RT-PCR results indicated that Fam20C may have diverse functions besides mineralization function. The distribution in gonads suggested that Fam20C may be related to development and cell differentiation. Its abundant distribution in mantle edge indicated that it plays important roles in shell formation. As it is known, the mantle is the most important tissue involved in biomineralization and different regions of mantle are responsible for periostracum, prismatic layer, nacreous layer according to their expression and secretion of matrix proteins or regulating proteins. Previous studies revealed that the proteins such as KRMP family31 expressed in mantle edge were responsible for prismatic layer formation, and proteins expressed in mantle pallial such as MSI6032 and nacrein8 constructed the nacreous layer. The proteins from the outer epithelial cells of the middle fold, such as tyrosinase31 were responsible for periostracum formation. The proteins from the inner epithelial cells of the inner fold, such as MSI733, participated in the formation of nacreous layer. Based on that, Fam20C may be related to the formation of all shell layers. However, recent studies showed that protein secreted from specific regions cannot determine its function in biomineralization from the studies of PfN2334 and PfN4435. The relation between protein locating regions and shell layer formation needs to be studied further. Previous studies revealed that Prodissoconch I, composed of amorphous calcium carbonate, forms at the early D-shaped stage; whereas Prodissoconch II, which contains aragonite and calcite, appears in the late D-shaped and umbonal stages36. Dissoconch shell, the original shell with an inner nacreous layer and an outer prismatic layer, forms at the juvenile stage and grows throughout life30. The distribution of gene expression in different development stages showed that Fam20C had a close connection with Prodissoconchi I formation and may be involved in larval development due to its high expression in gonad.

Shell notching experiments were carried out to detect the in vivo effect of fam20C during shell repair process. fam20C expression responded positively during the shell regeneration process after shell notching and the expression level of fam20C then decreased gradually to a relatively stable value. The RNAi experiment is an effective way to detect functions of matrix proteins in vivo, such as Pif, PfN23, and PfN4428,34,35. Knockdown of fam20C affected the shell formation especially the nacre formation.
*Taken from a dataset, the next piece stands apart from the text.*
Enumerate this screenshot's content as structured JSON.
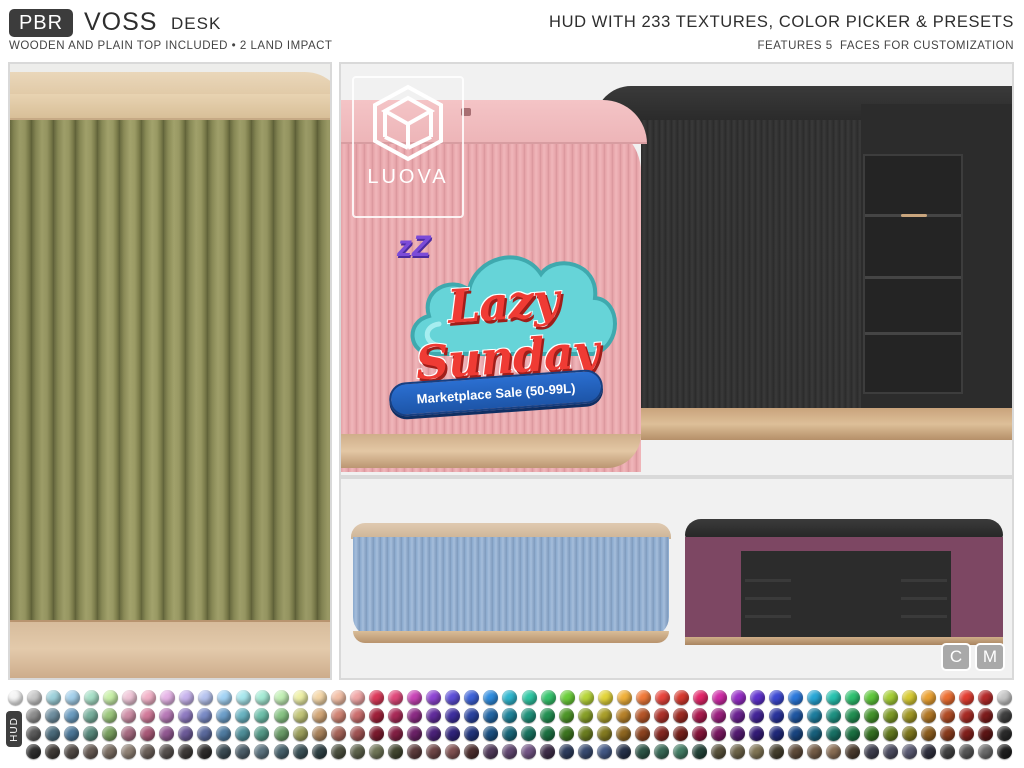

In conclusion, we provided evidences that fam20C participated in shell formation. Regulation of shell biomineralization is a sophisticated biological process, which requires participation of many cells and proteins. Shell formation is not regulated by one protein. We assume that Fam20C is a regulator in biomineralization and it acts as a controller rather than an inhibitor or enhancer. However, whether Fam20C phosphorylates matrix proteins in the shell formation process still remain unexplored and warrants further study. Nevertheless, this study provides a novel understanding of the function of fam20C in mollusk, which has implications for understanding the regulation mechanisms of shell formation as well as for the development of nacre-like materials. Moreover, it lays foundation for future study about the relationship between regulating proteins and matrix proteins, which can give us more information about biomineralization from a new perspective.